The Safe & SuRe interventions framework illustrated in Figure 1 provides a diagrammatic representation of the relationship between threats and their consequences. It enables opportunities for intervention to be identified in order to design a more resilient water system. It addresses the emerging threats, the intervening water system, impacts on system performance (expressed as levels of service), and the social, economic, and environmental consequences of the level of service failure. It aims to provide greater clarity to decision makers, allowing better informed choices to be made. The framework also connects the additional global challenges of climate change, energy, food production, agriculture, and health; all of which may be threats to water management and/or consequences of water system failure.

The urbanisation framework example in Figure 1 illustrates its use to the threat of increasing urbanisation. The framework and concepts can be applied to many different systems and sub-systems including water supply, wastewater treatment, urban wastewater systems, and flood management applications.  

Figure 1: The Safe & SuRe interventions framework applied to the threat of increasing urbanisation.


The Safe & SuRe Interventions

The framework allows for the identification of the role and need for four types of intervention strategies: Mitigation, Adaptation, Coping, and Learning. These intervention strategies enable water problems and challenges to be addressed in a holistic manner. They provide a logical foundation for the analysis of reliability, resilience and sustainability, enabling greater consistency in assessment methodologies and methodical identification of opportunities for intervention.  

The four types of intervention are defined as follows: 

Mitigation interventions address the link between threat and system and are defined here as any physical or non-physical action taken to reduce the frequency, magnitude or duration of a threat. They are typically long-term actions.

Adaptation interventions address the link between the system and impact and are defined here as any action taken to modify specific properties of the system to enhance its capability to maintain levels of service under varying conditions. These actions can be undertaken before, during or after an event and aim to reduce level of service failures under a given system failure.

Coping intervention addresses the link between impact and consequence. It is defined here as any preparation or action taken to reduce the frequency, magnitude or duration of the effects of an impact on a recipient (people, nature, financial etc.).

Learning is the embedding of experiences and new knowledge into best practice, and is necessary since the negative consequences of a threat cannot be eliminated entirely by mitigation, adaptation, and coping. Unlike the other interventions, it doesn’t need to address a specific threat, impact, or consequence. There are many approaches to learning, which can include learning from past events, developing pilot schemes to generate new knowledge for best practice, and learning from others. Good data collection and effective communication strategies can also facilitate learning. In all cases, it is important that lessons are learnt from both good and bad practices.
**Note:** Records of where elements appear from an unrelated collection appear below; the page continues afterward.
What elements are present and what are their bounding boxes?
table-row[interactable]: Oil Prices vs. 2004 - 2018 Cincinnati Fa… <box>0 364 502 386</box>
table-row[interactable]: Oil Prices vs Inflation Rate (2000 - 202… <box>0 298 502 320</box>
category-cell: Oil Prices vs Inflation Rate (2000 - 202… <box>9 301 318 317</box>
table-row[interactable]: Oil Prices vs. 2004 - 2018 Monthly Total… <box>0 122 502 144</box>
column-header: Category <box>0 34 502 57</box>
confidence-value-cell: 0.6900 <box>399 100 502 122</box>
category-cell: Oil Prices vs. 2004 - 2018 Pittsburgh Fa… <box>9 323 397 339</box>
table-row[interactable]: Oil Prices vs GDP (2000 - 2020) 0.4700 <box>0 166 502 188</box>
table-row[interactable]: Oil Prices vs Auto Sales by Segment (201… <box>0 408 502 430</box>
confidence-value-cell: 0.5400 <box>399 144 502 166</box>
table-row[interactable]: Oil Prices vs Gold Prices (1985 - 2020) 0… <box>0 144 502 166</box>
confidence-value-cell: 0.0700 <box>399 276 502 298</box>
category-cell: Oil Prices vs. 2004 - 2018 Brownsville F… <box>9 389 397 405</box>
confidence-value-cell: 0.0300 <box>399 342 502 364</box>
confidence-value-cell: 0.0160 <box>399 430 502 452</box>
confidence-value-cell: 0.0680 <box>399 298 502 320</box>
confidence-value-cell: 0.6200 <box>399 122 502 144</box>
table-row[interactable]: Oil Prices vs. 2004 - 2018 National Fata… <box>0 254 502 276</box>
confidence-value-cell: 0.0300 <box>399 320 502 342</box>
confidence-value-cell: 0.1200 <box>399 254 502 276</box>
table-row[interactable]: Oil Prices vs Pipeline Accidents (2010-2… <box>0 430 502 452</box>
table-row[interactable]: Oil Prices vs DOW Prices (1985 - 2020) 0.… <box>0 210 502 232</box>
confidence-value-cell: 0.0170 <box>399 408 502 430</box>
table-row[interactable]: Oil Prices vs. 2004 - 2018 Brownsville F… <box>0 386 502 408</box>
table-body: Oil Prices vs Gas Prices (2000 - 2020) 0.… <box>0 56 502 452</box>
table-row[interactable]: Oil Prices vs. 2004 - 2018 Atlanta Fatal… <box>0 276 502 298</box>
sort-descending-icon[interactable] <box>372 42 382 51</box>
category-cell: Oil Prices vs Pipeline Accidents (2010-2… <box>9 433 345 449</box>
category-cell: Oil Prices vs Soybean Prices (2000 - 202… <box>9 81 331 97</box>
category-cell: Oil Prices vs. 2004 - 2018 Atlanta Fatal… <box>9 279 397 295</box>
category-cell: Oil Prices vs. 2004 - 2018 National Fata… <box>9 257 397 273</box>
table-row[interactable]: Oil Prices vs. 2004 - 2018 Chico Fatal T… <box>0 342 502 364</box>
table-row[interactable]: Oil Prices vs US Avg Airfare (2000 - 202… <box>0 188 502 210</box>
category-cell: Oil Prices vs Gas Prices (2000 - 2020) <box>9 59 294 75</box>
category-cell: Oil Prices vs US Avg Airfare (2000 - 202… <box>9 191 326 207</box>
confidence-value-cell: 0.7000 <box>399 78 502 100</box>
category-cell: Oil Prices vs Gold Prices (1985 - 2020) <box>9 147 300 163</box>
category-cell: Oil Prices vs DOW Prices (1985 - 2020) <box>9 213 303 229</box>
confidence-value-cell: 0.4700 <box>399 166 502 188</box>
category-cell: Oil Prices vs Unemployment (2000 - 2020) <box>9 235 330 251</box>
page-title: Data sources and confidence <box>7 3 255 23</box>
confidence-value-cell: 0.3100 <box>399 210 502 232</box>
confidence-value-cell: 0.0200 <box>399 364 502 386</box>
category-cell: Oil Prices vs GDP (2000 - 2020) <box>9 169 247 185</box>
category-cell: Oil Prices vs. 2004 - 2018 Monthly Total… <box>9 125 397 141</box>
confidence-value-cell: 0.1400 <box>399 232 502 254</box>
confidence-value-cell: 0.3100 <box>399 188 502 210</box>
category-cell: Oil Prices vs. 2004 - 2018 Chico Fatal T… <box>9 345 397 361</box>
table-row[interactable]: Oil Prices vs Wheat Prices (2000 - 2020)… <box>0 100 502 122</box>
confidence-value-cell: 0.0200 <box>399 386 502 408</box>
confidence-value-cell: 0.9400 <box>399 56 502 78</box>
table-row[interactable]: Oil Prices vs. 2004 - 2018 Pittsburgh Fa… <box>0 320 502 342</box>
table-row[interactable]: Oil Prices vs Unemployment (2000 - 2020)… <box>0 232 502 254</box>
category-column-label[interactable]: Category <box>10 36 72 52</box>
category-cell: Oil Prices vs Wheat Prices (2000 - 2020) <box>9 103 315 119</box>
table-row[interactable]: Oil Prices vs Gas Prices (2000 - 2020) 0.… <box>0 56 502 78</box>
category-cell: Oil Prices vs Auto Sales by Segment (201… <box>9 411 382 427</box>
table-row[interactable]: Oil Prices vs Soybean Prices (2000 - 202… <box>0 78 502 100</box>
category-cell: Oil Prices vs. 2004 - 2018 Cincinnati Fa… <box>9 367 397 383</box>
Safe & SuRe: Moving away from the traditional one direction analysis

The Safe & SuRe framework facilitates analysis in different ‘directions’ as illustrated in (Figure 2) and to this end multiple applications are being explored.

Figure 2: The Safe & SuRe framework facilitates analysis in different ‘directions’ 


Top-down analysis is threat based and mitigation focussed and relies on identification of potential threats that may then be embedded in the planning process. Top-down methods move clockwise around the framework, typically from threat (urbanisation in the example of Figure 1) to impact or threat to consequence. Risk assessment, for example, typically uses a top down approach to evaluate the effects of a given threat (whether on level of service or society, economy, and the environment).

The Middle based approach shifts the emphasis from identification and analysis of multiple threats to the more easily identifiable and measurable response of the level of service provision to system failure. The key benefit here is that multiple threats that result in the same system failure mode can be addressed with a single analysis, thereby enabling a more comprehensive resilience assessment and improving the adaptation development process.

Bottom-up analysis is conventionally consequence based and coping focussed, starting with identification of potential social, economic, or environmental consequences and progresses anticlockwise around the framework.

The final analysis approach facilitated by this framework considers the threats, system, impact, and consequences as part of a Circular arrangement, with a focus on learning. This addresses all components of the framework because, where mitigation, adaptation, and coping actions have been implemented as part of a comprehensive strategy, assessment of their efficacy is vital to inform learning and ensure that strategies, processes, and actions are updated.